George Lucas Educational Foundation
Administration & Leadership

Key Strategies for Reducing Friction Over Student Discipline

Principals and teachers must work hard at alignment when it comes to the difficult—and evolving—question of student discipline.

December 13, 2019
Michael Morgenstern / theiSpot

Student discipline is the biggest source of friction in the teacher-principal relationship, say 52 percent of teachers and 24 percent of principals surveyed by the Education Week Research Center.

That’s in large part due to the competing priorities of each job, writes Arianna Prothero for Education Week. “Principals must adhere to district, state, or federal policies aimed at, say, reducing suspensions and expulsions,” Prothero writes. “Teachers—whose performance is judged in part on test scores and other measures of achievement—are often focused on keeping order in their classroom."

As many schools and districts continue to shift from zero-tolerance discipline policies that research shows have disproportionately impacted black and Latino students to less restrictive and more rehabilitative practices, inconsistencies and frustrations can emerge as teachers and administrators try to implement new practices they aren’t familiar with. “The move to rein in traditional forms of discipline like out-of-school suspensions can create real conflict,” writes Prothero. “Especially if teachers feel new policies have been sprung on them without adequate training and support.”

Three strategies are key to helping teachers and principals see eye-to-eye on discipline: clear and consistent communication; building and maintaining relationships among the school’s many stakeholders, including teachers, administrators, and parents; and providing ongoing teacher training.

Establish Clear Communication

Develop clear guidelines about who handles student misbehavior—and communicate those guidelines. This practice cuts down on confusion about how, and by whom, incidents should be handled.

“I think the biggest thing is sitting down before the school year and getting a blueprint for what the classroom expectations are and what behavior a teacher is going to manage and what the office is going to manage,” says Russell McDaniel, the principal of the junior high school in Celina Independent School District, a rural district in Texas. “Here’s the expectations for the teachers, here’s the expectations for the students, here are the steps, and here is a reward system built into it.”

Clear communication helps reduce confusion and frustration for teachers and parents, and ultimately brings everyone closer to the end goal: ensuring that all students are educated in a safe environment.

Develop Relationships

Long before a conflict arises, relationships—between principals and teachers and between educators and the larger school community, including parents—are a key to successful conflict resolution.
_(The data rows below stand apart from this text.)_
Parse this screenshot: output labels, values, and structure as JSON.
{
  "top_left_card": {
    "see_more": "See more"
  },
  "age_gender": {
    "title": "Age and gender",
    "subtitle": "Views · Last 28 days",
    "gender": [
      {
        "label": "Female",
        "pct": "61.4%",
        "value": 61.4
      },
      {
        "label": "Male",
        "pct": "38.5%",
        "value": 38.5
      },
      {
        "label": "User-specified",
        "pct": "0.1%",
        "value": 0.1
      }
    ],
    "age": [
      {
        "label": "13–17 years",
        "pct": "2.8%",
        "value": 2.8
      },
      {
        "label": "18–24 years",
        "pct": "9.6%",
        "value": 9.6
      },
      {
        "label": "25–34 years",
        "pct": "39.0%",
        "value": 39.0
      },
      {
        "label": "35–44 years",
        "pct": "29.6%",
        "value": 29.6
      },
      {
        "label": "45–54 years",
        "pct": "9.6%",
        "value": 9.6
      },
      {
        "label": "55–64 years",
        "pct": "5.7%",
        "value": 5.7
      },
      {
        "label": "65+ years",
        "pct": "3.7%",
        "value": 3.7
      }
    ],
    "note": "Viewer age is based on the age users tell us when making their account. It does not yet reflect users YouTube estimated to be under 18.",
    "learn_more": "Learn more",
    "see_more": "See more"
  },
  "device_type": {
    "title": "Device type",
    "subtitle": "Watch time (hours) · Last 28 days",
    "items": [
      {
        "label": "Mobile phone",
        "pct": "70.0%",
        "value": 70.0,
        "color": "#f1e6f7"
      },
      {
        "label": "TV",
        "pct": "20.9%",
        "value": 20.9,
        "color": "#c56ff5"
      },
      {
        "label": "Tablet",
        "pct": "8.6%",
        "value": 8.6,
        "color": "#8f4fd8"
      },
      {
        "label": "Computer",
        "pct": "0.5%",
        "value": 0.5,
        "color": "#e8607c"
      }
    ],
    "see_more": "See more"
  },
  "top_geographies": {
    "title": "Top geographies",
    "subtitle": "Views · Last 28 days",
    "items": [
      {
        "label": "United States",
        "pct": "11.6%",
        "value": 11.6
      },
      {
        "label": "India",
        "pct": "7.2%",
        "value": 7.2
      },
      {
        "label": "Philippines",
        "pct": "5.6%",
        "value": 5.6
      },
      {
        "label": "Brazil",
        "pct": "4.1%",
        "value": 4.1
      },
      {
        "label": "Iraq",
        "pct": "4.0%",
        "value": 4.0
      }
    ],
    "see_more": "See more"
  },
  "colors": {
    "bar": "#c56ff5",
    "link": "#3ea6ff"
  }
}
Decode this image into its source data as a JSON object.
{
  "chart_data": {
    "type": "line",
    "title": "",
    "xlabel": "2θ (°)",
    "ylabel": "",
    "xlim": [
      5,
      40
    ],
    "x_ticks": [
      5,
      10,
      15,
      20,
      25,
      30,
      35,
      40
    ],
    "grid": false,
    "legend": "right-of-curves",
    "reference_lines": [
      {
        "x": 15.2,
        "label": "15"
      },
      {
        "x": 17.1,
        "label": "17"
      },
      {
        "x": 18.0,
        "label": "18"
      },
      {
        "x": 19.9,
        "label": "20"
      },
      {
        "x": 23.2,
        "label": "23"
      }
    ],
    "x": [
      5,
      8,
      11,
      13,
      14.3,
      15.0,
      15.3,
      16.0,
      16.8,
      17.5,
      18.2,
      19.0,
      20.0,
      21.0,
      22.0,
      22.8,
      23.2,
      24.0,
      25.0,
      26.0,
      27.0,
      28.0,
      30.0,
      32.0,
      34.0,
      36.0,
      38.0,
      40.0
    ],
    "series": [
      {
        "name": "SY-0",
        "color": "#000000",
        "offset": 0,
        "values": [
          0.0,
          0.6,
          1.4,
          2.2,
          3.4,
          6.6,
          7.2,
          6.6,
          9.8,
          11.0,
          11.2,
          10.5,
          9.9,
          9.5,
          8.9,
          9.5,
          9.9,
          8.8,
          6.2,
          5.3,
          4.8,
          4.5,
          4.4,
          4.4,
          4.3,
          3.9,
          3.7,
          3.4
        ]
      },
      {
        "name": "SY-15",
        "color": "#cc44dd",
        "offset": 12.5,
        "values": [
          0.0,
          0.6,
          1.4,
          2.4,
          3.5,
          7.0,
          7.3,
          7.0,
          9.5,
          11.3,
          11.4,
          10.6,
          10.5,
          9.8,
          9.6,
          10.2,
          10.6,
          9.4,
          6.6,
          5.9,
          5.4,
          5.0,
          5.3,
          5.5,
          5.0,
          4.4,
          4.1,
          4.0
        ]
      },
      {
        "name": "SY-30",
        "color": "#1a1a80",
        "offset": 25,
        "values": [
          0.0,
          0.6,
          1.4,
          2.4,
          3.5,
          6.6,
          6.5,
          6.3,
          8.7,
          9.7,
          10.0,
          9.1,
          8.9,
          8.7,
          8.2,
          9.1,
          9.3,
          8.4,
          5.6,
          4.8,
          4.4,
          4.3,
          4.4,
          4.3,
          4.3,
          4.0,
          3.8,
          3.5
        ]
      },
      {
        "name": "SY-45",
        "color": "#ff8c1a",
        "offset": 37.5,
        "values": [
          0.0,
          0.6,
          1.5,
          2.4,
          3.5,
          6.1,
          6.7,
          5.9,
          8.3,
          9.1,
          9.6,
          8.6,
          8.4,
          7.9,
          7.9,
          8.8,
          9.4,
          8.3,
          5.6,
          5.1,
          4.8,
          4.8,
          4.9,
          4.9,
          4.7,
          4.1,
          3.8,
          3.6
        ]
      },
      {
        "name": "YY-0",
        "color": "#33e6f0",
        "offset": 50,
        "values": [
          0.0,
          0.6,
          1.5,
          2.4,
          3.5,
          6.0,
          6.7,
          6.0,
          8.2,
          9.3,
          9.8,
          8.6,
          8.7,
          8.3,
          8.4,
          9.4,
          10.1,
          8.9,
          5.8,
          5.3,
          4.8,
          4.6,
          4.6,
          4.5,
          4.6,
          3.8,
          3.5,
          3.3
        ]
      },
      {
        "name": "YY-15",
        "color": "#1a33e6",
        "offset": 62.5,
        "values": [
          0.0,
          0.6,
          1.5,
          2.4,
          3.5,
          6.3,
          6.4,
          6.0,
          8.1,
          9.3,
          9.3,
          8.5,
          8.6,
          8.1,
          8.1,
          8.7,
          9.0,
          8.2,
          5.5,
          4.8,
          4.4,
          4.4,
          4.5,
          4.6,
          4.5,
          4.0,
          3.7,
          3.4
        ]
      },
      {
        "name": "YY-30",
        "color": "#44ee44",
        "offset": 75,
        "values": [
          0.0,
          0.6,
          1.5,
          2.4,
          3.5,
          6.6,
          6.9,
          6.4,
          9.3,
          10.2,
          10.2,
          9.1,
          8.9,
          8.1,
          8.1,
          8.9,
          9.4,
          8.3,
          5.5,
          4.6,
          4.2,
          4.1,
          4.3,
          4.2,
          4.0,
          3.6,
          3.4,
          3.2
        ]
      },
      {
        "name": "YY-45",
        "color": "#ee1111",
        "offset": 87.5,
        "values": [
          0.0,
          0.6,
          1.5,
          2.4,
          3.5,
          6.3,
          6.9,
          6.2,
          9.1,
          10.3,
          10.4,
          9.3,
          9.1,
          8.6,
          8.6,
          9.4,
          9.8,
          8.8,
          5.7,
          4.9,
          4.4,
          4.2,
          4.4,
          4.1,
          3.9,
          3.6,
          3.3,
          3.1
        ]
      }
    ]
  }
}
“For Kerensa Wing, the principal of Collins Hill High School in Gwinnett County, Georgia, teachers must be included in the restorative process—namely by asking for teacher input on the consequences,” Prothero reports. “She has found it’s meaningful to get students’ input as well—and, subsequently, their buy-in—on discipline.”

This includes, for example, making sure teachers, and the broader community, have a say about adopting discipline changes: “We have a ‘student expectations committee’ where we allow teachers and students and administration to come together to discuss the local rules... to review those each year to make sure they’re still relevant,” says Wing. “Just having those healthy discussions, and the teachers knowing they have input in those decisions, that helps as well.”

Don’t Underestimate the Need for Training

Without being given the basic tools to implement a new approach to discipline, teachers may not feel equipped to effectively carry out new routines in the classroom. Ongoing training, for teachers and administrators alike, should be a cornerstone of successful classroom management.

“While the training required will vary depending on the specific school, the discipline philosophy it’s using, and the students it serves, it’s important that it’s not a one-off thing,” says Wing, the Georgia principal. “It must be for all teachers and it must continue over time.”

Conflicts about discipline may be especially poignant for teachers because the stakes are high when it comes to keeping classrooms under control. “We have been going through an era of blaming teachers for a lot of society’s failures,” says Judith Kafka, a professor of education policy and history at the City University of New York. “Especially in a context when teachers are told: ‘We are going to judge you based on student test scores.’ Then teachers are going to feel more pressure to say,... ‘I don’t have time to deal with a child who is presenting challenging behavior because that’s going to put us a whole day behind.’”

Even with these three practices in place, tension between teachers and principals over discipline will remain. Indeed, policies around discipline should be considered a core competency of school systems, says Kafka, rather than just an extra thing schools need to deal with. “I would argue it’s a fundamental purpose of schooling. It’s teaching [students] how to behave in a social world. Just like kids make mistakes in reading, in math, they make mistakes in behavior.”